Scientists in the UK and Cuba have been campaigning for the eye-catching snail to be crowned winner of the Mollusc of the Year 2022 – an international public vote led by the Senckenberg Nature Research Society, the LOEWE Centre for Translational Biodiversity Genomics (TBG) and the Worldwide Society for Mollusc Research.
There were five finalists in the competition – three snails, one mussel and a tusk shell or scaphopod. The Painted Snail won with a staggering 10,092 votes, taking 62% of the total votes overall. As a reward for winning, its entire genome will now be sequenced at the LOEWE Centre TBG in Germany.
The Cuban Painted Snails, which are only found in Eastern Cuba, are known for their eye-catching coloured shells, which come in a variety of colours, and their ‘love dart’ – a device they use to stab mating partners. They live in a wide variety of habitats, from xerophytic shrub woodland to rainforests.
Cuba is home to perhaps the world’s greatest diversity of snails, but none have shells with such a range of colours and complex patterns as the Painted Snail, or Polymita picta. Sadly, this makes them appealing to collectors and poachers, who sell the shells to tourists or trade them abroad. Their habitat is also under threat, meaning the species is now critically endangered (according to the Cuban Red list for invertebrates).
Professor Angus Davison, from the School of Life Sciences at the University of Nottingham, joined forces with Professor Bernardo Reyes-Tur at the Universidad de Oriente, Santiago de Cuba, to campaign on behalf of the Painted Snail. The duo hope to better understand how this snail evolved, and ultimately, promote their conservation.
The pair will now be able to get the snail’s entire genome sequenced, which will enable both research and conservation – from understanding the evolutionary origin of the snails and their vibrant shell colours, to their ecology. As these Polymita snails are under threat of extinction, genomic resources will also help guide appropriate conservation measures, ultimately protecting this iconic species and as an umbrella to protect other species in the same habitat.

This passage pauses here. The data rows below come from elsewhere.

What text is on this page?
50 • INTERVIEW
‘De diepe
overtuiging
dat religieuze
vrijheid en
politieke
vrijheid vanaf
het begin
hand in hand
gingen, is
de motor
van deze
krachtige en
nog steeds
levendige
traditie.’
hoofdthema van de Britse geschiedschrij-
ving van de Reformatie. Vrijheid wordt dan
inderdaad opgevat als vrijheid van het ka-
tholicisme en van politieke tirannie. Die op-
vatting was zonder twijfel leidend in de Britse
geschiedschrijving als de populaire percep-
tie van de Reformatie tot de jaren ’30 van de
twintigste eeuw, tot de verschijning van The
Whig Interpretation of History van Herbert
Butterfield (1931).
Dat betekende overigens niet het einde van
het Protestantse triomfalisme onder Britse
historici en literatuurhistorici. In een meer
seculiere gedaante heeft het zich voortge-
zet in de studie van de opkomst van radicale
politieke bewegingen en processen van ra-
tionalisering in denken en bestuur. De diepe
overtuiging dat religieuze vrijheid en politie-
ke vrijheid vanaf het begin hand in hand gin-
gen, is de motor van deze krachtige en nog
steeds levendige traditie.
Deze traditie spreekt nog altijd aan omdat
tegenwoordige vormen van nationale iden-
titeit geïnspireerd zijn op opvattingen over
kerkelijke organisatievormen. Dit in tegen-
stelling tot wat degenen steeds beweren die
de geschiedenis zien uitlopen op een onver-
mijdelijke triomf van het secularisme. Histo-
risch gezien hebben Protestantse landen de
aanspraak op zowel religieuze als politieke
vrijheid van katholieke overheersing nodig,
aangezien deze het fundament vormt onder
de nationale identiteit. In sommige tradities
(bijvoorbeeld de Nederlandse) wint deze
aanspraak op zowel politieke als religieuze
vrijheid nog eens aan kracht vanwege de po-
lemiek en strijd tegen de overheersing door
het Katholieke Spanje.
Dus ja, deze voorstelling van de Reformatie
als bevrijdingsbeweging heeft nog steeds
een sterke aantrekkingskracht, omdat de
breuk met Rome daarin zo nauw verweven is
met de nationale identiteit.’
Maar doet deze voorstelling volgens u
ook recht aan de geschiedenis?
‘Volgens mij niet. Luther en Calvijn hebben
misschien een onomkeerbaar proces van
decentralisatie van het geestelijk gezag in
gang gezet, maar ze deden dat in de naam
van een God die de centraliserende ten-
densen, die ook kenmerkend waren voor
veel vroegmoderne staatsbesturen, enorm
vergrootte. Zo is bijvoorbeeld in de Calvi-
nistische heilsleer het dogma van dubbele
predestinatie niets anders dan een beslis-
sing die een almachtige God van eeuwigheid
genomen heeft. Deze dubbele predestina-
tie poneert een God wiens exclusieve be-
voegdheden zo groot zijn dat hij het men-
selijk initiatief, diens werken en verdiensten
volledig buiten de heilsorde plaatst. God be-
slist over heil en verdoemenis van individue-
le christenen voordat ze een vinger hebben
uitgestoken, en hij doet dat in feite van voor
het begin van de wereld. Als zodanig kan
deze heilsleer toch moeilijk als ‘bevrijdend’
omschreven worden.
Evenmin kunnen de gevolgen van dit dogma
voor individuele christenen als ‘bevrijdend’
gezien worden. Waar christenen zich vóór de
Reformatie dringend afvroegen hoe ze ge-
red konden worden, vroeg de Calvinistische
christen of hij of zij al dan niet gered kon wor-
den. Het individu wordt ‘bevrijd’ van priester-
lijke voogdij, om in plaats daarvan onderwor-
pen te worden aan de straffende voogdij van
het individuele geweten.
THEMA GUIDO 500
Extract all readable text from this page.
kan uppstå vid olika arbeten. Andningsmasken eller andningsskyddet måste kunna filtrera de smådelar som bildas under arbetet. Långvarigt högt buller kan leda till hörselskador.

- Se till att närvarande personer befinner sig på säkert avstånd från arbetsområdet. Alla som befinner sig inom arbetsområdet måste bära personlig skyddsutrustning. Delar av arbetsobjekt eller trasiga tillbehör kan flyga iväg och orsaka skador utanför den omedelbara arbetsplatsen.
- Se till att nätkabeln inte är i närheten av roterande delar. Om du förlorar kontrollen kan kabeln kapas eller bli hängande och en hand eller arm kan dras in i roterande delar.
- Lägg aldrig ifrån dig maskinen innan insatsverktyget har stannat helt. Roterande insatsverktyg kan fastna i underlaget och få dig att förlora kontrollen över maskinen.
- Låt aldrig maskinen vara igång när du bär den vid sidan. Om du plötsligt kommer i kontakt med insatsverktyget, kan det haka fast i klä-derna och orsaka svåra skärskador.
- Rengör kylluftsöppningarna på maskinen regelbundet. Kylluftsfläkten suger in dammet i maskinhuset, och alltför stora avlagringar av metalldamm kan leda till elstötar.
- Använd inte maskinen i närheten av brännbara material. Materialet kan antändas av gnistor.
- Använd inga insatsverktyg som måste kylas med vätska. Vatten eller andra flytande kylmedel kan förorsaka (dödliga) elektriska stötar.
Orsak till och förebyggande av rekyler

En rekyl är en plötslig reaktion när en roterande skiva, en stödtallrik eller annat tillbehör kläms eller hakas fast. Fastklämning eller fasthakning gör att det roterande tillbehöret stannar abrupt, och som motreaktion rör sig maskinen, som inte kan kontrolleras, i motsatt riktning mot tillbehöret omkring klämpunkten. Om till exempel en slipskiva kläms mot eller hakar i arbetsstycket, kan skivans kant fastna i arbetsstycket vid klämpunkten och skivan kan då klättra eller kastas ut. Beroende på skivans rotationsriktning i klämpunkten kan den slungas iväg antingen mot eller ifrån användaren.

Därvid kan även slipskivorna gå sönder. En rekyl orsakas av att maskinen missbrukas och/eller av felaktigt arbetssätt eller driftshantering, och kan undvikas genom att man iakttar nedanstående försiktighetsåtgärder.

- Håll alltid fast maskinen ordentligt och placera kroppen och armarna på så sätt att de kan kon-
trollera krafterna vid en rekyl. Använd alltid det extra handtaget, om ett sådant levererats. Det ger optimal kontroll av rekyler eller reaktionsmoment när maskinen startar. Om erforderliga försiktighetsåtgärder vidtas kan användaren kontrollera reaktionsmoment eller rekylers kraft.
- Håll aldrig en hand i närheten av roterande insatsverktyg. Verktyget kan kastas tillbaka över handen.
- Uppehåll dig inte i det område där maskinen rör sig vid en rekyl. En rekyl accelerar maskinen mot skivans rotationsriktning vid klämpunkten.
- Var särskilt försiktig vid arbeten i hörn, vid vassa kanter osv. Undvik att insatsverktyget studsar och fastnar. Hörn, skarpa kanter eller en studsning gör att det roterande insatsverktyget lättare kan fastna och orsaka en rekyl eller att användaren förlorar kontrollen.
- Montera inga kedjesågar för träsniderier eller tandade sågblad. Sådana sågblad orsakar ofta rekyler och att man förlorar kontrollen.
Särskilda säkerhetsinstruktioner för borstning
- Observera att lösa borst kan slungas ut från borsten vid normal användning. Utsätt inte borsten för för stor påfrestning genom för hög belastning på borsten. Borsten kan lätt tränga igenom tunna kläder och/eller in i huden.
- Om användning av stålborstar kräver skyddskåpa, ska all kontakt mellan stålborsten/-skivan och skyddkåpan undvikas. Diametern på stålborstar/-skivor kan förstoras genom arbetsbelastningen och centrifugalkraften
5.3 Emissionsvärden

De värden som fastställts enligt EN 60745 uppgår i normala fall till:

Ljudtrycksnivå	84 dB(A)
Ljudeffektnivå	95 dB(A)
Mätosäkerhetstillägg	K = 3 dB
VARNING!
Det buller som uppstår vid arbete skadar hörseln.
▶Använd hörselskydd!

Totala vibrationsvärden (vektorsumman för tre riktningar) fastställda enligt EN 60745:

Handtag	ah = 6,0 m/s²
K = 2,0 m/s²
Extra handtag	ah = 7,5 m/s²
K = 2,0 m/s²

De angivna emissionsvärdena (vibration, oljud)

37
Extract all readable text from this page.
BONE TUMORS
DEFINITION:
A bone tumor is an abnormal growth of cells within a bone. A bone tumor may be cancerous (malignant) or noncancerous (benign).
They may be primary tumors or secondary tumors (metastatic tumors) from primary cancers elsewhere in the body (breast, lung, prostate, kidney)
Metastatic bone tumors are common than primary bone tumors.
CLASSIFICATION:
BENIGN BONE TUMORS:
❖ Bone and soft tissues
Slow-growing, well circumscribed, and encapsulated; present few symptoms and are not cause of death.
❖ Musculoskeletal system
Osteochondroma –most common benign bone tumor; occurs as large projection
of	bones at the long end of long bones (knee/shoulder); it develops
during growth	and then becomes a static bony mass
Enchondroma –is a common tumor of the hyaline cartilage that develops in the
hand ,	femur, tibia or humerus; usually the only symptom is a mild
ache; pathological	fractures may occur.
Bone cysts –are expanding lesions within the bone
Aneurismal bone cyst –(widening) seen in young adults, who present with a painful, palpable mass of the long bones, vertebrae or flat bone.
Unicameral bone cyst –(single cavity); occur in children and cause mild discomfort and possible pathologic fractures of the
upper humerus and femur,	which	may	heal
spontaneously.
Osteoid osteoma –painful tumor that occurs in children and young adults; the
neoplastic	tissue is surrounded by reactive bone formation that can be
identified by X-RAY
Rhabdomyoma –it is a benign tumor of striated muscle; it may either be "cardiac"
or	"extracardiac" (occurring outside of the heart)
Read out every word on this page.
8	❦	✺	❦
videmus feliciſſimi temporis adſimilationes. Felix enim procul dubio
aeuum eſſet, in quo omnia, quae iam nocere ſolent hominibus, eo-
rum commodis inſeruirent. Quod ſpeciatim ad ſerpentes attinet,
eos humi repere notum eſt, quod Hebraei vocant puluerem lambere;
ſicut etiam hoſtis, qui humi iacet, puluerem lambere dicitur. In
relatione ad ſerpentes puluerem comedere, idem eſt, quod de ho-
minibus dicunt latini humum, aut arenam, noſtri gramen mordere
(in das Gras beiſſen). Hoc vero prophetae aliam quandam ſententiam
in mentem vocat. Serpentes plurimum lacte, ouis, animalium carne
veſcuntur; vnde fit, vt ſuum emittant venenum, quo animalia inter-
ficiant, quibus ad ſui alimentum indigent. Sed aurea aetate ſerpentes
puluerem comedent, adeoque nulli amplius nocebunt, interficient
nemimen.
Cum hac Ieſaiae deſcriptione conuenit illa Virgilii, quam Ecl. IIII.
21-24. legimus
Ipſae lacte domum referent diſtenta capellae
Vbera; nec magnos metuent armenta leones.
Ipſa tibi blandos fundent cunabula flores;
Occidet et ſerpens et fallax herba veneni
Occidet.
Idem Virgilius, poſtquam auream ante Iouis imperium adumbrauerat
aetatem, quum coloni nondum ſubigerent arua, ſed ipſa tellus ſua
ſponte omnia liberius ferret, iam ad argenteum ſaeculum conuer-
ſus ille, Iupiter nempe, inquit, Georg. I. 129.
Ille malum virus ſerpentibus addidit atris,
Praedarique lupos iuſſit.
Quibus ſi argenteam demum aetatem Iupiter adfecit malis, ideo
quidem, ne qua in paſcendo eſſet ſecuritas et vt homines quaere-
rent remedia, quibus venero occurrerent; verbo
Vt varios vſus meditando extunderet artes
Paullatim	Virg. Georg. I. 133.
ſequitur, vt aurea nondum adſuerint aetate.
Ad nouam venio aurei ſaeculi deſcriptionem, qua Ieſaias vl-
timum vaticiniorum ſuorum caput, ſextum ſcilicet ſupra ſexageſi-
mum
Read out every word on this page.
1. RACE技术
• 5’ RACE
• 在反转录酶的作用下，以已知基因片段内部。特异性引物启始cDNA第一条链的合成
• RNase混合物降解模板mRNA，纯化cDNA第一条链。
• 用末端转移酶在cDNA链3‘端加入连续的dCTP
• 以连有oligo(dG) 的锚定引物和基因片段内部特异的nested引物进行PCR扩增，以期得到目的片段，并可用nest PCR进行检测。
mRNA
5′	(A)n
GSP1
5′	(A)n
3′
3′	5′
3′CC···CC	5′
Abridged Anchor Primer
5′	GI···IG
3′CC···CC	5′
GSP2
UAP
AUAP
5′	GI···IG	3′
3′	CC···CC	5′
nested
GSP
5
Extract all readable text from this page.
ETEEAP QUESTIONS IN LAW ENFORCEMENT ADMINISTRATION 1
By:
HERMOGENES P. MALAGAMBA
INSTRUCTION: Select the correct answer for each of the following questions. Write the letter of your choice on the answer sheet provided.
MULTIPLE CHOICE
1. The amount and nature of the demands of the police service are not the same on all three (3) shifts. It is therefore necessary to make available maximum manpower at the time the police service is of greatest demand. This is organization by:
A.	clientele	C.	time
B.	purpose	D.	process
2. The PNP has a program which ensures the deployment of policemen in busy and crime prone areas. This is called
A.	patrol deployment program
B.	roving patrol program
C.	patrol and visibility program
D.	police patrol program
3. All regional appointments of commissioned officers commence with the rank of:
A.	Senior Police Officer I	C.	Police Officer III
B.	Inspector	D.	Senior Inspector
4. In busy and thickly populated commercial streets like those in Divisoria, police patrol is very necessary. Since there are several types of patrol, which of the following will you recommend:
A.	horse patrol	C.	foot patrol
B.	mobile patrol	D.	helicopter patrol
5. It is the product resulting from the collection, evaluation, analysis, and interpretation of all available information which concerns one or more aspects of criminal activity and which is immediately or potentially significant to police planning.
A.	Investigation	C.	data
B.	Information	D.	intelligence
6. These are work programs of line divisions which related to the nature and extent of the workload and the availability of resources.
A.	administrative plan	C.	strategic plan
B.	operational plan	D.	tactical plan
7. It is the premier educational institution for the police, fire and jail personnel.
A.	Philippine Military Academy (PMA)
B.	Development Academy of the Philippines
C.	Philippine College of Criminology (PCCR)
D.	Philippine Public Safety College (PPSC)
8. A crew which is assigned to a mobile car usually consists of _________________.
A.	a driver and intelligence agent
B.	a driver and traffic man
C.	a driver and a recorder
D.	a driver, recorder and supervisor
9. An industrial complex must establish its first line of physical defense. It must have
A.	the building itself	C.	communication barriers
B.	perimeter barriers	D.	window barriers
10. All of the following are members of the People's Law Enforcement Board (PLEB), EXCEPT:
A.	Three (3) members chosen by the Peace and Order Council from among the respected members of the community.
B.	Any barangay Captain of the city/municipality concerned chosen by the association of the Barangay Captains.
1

Professor Davison said : “Thanks to everyone who voted. I am so delighted that this most beautiful snail has been crowned “Mollusc of the Year 2022”. Snails don’t always get the attention that they deserve, even though they are important ecologically and as molluscs are part of one of the most diverse groups of animals on earth. The prize – an assembled whole genome sequence – will enable us to begin research on understanding the snail’s biology.
“Unfortunately, Cuban Painted Snails are at risk because of habitat loss, and illegal trade to shell collectors and tourists. The prestige of the win will draw attention and give further impetus to conservation efforts.”
Professor Reyes-Tur says: “When I found out that Polymita had won with over 10,000 votes, I felt so grateful to the people who helped us win, both in Cuba and overseas. Our research team is not only happy, but so grateful to each person who voted.
“We hope that the genome sequencing of the Cuban Painted Snail will benefit the conservation of these amazing snails and the other nearly 1400 Cuban land snail species.
“The genome sequencing could help resolve some intriguing questions. For example, how many species of Polymita are there, and are there really five subspecies of Polymita picta? Getting this basic taxonomy is crucial for conservation. Why is the shell so variable in this species and a similarly colourful European snail, Cepaea nemoralis? What are the genes involved in making the colour? Why do both species stab ‘love darts’ when they mate? The genome sequence will be a golden opportunity to answer some of these questions, promote conservation, and collaborate with research teams around the world.”
“We are pleased that the Cuban painted snail was selected. Its genome will be able to provide us with important information about the genetic basis of the colour variations of its shell,” jury member Dr Carola Greve, laboratory manager at the LOEWE Centre TBG, said.
“In the case of molluscs, there are so far only a few species whose genome has been completely sequenced – and this despite the fact that they form the second largest animal phylum after arthropods,” adds Dr Greve.